I'm going to guess there is a thread somewhere here about this. But I would like to know...
Why is it that no NDE ever is someone coming back and saying, yep there was nothing there. Why is that?
We had just moved to a new house in a new state. Our budget was at all time low. And the bathtub suddenly refused to work. I was sitting on the edge of the tub in tears thinking that if I lived in another state and my grandfather was still alive, he would have been able to help me.
Then, in my head, I heard my grandfather's voice. "I can still help you." He said I needed a couple of tools, one a screwdriver (I knew what that was) and one I had no clue of. He said I could find the second tool in a box in the garage. (Great. The garage was still piled with boxes of low priority that had not been unpacked.) Grandpa was not perturbed. I went to the garage and Grandpa directed me to a box and pointed out the tool I needed. (I just knew by looking at a certain box and a certain tool.)
I went back to the tub, and Grandpa directed me in removing a part. He said to take that part to a hardware store--it needed to be replaced. Now, this part looked perfectly fine to me, but then I didn't know what it was supposed to look like. If Grandpa could point out a box that had a tool I needed, I figured I might as well go to the hardware store.
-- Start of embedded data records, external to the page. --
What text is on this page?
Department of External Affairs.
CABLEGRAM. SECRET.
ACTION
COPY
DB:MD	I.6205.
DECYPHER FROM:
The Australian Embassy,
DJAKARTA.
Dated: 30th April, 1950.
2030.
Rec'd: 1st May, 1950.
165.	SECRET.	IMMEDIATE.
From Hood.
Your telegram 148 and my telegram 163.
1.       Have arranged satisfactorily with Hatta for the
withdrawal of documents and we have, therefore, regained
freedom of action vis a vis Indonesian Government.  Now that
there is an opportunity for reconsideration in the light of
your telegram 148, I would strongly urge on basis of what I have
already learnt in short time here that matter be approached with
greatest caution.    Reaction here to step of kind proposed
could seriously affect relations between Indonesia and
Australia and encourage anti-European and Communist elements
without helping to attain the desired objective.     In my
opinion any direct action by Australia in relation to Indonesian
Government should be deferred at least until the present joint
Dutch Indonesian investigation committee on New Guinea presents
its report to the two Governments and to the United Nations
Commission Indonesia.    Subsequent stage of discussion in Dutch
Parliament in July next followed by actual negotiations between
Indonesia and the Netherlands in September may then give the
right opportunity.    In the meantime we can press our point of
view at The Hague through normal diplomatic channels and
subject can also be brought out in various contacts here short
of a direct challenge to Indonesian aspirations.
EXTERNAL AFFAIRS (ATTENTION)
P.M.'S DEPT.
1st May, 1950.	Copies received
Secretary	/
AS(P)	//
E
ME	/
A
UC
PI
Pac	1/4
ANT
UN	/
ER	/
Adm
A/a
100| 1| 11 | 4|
I took the part to the hardware store, and simply said I needed a new one. The man looked at it, started to say it looked fine, then checked himself and said, "You're right. There is a slight crack." He sold me a new one, and I went back home and installed it, this time on my own, since I remembered how I had removed it. The bathtub worked ever after.
I've often thought of this. Was I just desperate? Had I talked myself into finding the logical tools and removing the correct part--I, who knew nothing of bathtub plumbing? (After all, I was pretty good with locks, why not bathtubs?) I knew my grandfather's voice quite well, surely it wouldn't have been hard to imagine. I had been so upset, it doesn't take a professional to point out thinking of my grandfather would have been comforting.
Still, finding that tool in that particular out-of-the-way box and taking a particular part to the hardware store were really hard to explain. I mean, if I had opened up all the boxes and tried many different tools before I figured out the correct one...if I had taken several parts to the hardware store...the only reason I chose that box, that tool, that part is because of my grandfather's voice in my head.
Also...my dead grandfather had been an atheist his entire life. And he still sounded as loving as ever...not like he was burning in hell.
Everyone can think of this as they will. Sometimes I lean in one direction, more often in the other. It remains an anecdote that is interesting but in the end proves nothing. Most often I think my grandfather really was on hand to help me.